If you make an API request that would exceed rate limits, it’s queued and delayed until it can run within the rate limits. Setting maxDelay will cause the API request to fail if it’s delayed too long.

See the Using Redis section for a discussion of the fastStart option.

Distributed rate limits

See Using Redis for a detailed discussion.

You can use Redis to coordinate a rate limit among a pool of servers.

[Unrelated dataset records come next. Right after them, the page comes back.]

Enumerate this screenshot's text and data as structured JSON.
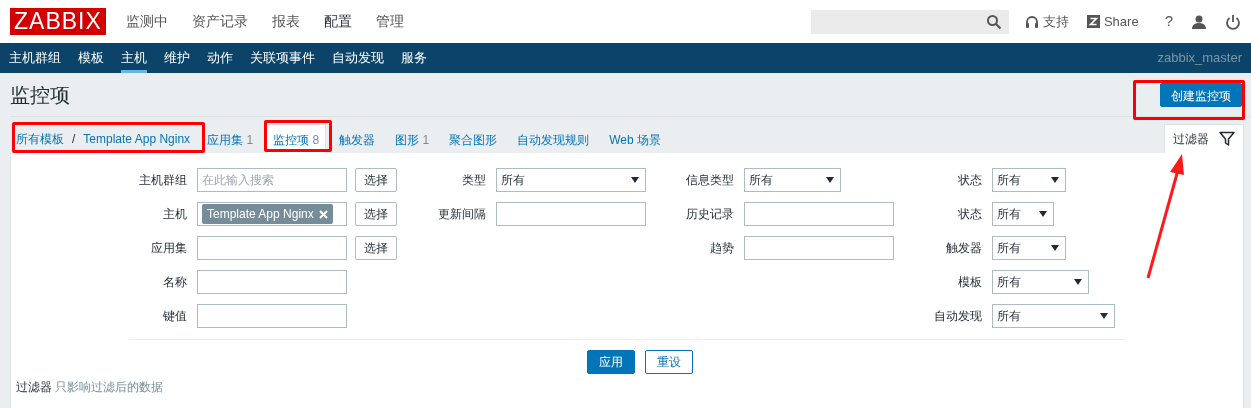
{
  "header": {
    "logo": "ZABBIX",
    "menu": [
      {
        "label": "监测中",
        "selected": false
      },
      {
        "label": "资产记录",
        "selected": false
      },
      {
        "label": "报表",
        "selected": false
      },
      {
        "label": "配置",
        "selected": true
      },
      {
        "label": "管理",
        "selected": false
      }
    ],
    "support": "支持",
    "share": "Share",
    "help": "?"
  },
  "subnav": {
    "items": [
      {
        "label": "主机群组",
        "selected": false
      },
      {
        "label": "模板",
        "selected": false
      },
      {
        "label": "主机",
        "selected": true
      },
      {
        "label": "维护",
        "selected": false
      },
      {
        "label": "动作",
        "selected": false
      },
      {
        "label": "关联项事件",
        "selected": false
      },
      {
        "label": "自动发现",
        "selected": false
      },
      {
        "label": "服务",
        "selected": false
      }
    ],
    "user": "zabbix_master"
  },
  "page": {
    "title": "监控项",
    "create_button": "创建监控项"
  },
  "breadcrumb": [
    "所有模板",
    "/",
    "Template App Nginx"
  ],
  "tabs": [
    {
      "label": "应用集",
      "count": "1",
      "selected": false
    },
    {
      "label": "监控项",
      "count": "8",
      "selected": true
    },
    {
      "label": "触发器",
      "selected": false
    },
    {
      "label": "图形",
      "count": "1",
      "selected": false
    },
    {
      "label": "聚合图形",
      "selected": false
    },
    {
      "label": "自动发现规则",
      "selected": false
    },
    {
      "label": "Web 场景",
      "selected": false
    }
  ],
  "filter_tab": {
    "label": "过滤器",
    "expanded": true
  },
  "filter": {
    "columns": [
      [
        {
          "label": "主机群组",
          "kind": "multiselect",
          "placeholder": "在此输入搜索",
          "button": "选择"
        },
        {
          "label": "主机",
          "kind": "multiselect",
          "tags": [
            "Template App Nginx"
          ],
          "button": "选择"
        },
        {
          "label": "应用集",
          "kind": "multiselect",
          "button": "选择"
        },
        {
          "label": "名称",
          "kind": "text"
        },
        {
          "label": "键值",
          "kind": "text"
        }
      ],
      [
        {
          "label": "类型",
          "kind": "select",
          "value": "所有"
        },
        {
          "label": "更新间隔",
          "kind": "text"
        }
      ],
      [
        {
          "label": "信息类型",
          "kind": "select",
          "value": "所有"
        },
        {
          "label": "历史记录",
          "kind": "text"
        },
        {
          "label": "趋势",
          "kind": "text"
        }
      ],
      [
        {
          "label": "状态",
          "kind": "select",
          "value": "所有"
        },
        {
          "label": "状态",
          "kind": "select",
          "value": "所有"
        },
        {
          "label": "触发器",
          "kind": "select",
          "value": "所有"
        },
        {
          "label": "模板",
          "kind": "select",
          "value": "所有"
        },
        {
          "label": "自动发现",
          "kind": "select",
          "value": "所有"
        }
      ]
    ],
    "apply": "应用",
    "reset": "重设",
    "note_title": "过滤器",
    "note": "只影响过滤后的数据"
  }
}
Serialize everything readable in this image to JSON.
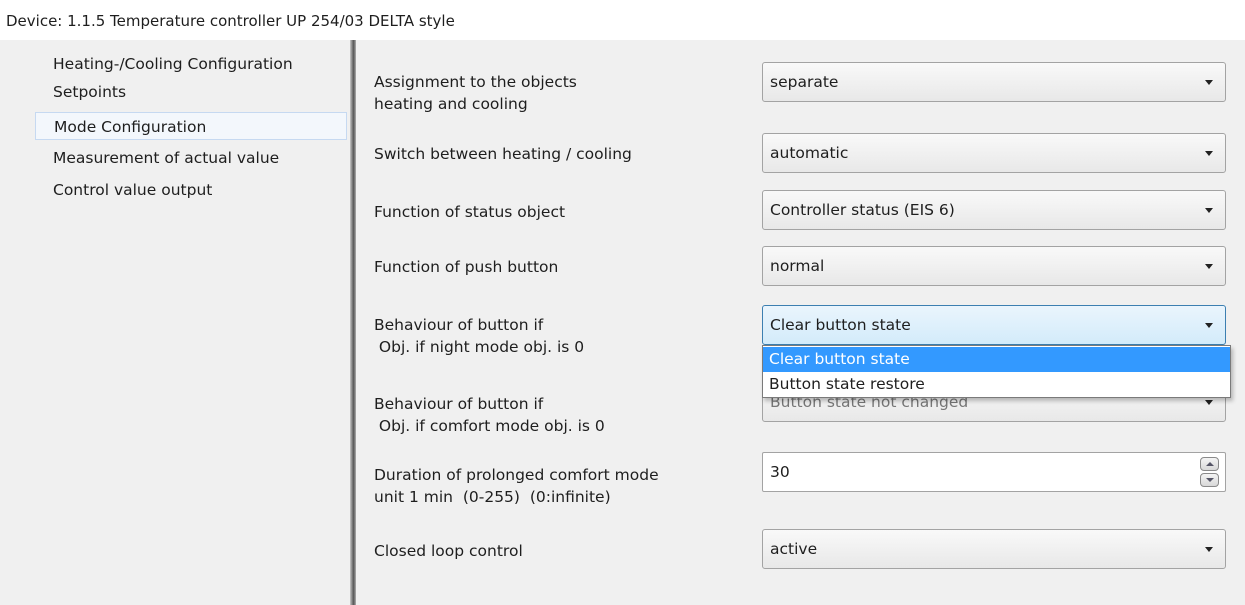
{
  "window": {
    "title": "Device: 1.1.5  Temperature controller UP 254/03 DELTA style"
  },
  "sidebar": {
    "items": [
      {
        "label": "Heating-/Cooling  Configuration"
      },
      {
        "label": "Setpoints"
      },
      {
        "label": "Mode  Configuration",
        "selected": true
      },
      {
        "label": "Measurement of actual value"
      },
      {
        "label": "Control value output"
      }
    ]
  },
  "params": [
    {
      "label_lines": [
        "Assignment to the objects",
        "heating and cooling"
      ],
      "control": "combo",
      "value": "separate"
    },
    {
      "label_lines": [
        "Switch between heating / cooling"
      ],
      "control": "combo",
      "value": "automatic"
    },
    {
      "label_lines": [
        "Function of status object"
      ],
      "control": "combo",
      "value": "Controller status (EIS 6)"
    },
    {
      "label_lines": [
        "Function of push button"
      ],
      "control": "combo",
      "value": "normal"
    },
    {
      "label_lines": [
        "Behaviour of button if",
        " Obj. if night mode obj. is 0"
      ],
      "control": "combo",
      "value": "Clear button state",
      "focused": true
    },
    {
      "label_lines": [
        "Behaviour of button if",
        " Obj. if comfort mode obj. is 0"
      ],
      "control": "combo",
      "value": "Button state not changed"
    },
    {
      "label_lines": [
        "Duration of prolonged comfort mode",
        "unit 1 min  (0-255)  (0:infinite)"
      ],
      "control": "spin",
      "value": "30"
    },
    {
      "label_lines": [
        "Closed loop control"
      ],
      "control": "combo",
      "value": "active"
    }
  ],
  "dropdown": {
    "options": [
      "Clear button state",
      "Button state restore"
    ],
    "highlighted_index": 0
  },
  "colors": {
    "panel_bg": "#f0f0f0",
    "highlight": "#3399ff",
    "focus_border": "#3c7fb1"
  }
}
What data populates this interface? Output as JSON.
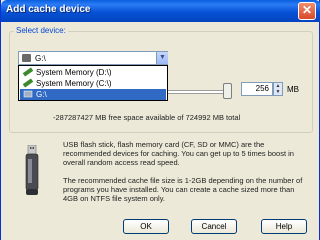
{
  "window": {
    "title": "Add cache device",
    "close_glyph": "✕"
  },
  "group": {
    "label": "Select device:"
  },
  "device_select": {
    "selected": "G:\\",
    "arrow_glyph": "▼"
  },
  "dropdown": {
    "items": [
      {
        "label": "System Memory (D:\\)",
        "icon": "memory-icon"
      },
      {
        "label": "System Memory (C:\\)",
        "icon": "memory-icon"
      },
      {
        "label": "G:\\",
        "icon": "drive-icon",
        "selected": true
      }
    ]
  },
  "cache_size": {
    "value": "256",
    "unit": "MB",
    "slider_fraction": 0.98
  },
  "free_space": "-287287427 MB free space available of 724992 MB total",
  "info": {
    "paragraph1": "USB flash stick, flash memory card (CF, SD or MMC) are the recommended devices for caching. You can get up to 5 times boost in overall random access read speed.",
    "paragraph2": "The recommended cache file size is 1-2GB depending on the number of programs you have installed. You can create a cache sized more than 4GB on NTFS file system only."
  },
  "buttons": {
    "ok": "OK",
    "cancel": "Cancel",
    "help": "Help"
  },
  "colors": {
    "titlebar": "#0752d6",
    "selection": "#316ac5",
    "group_label": "#0046d5"
  }
}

const { pRateLimit, RedisQuotaManager } = require('p-ratelimit');

// These must be the same across all servers that share this quota:
const channelName = 'my-api-family';
const quota = { rate: 100, interval: 1000, concurrency: 50 };

// Create a RedisQuotaManager
const qm = new RedisQuotaManager(
    quota,
    channelName,
    redisClient
);

// Create a rate limiter that uses the RedisQuotaManager
const limit = pRateLimit(qm);

// now use limit(…) as usual

Each server that registers with a given channelName will be allotted 1/(number of servers) of the available quota. For example, if the pool consists of four servers, each will receive 1/4 the available quota.

When a new server joins the pool, the quota is dynamically adjusted. If a server goes away, its quota is reallocated among the remaining servers within a few minutes.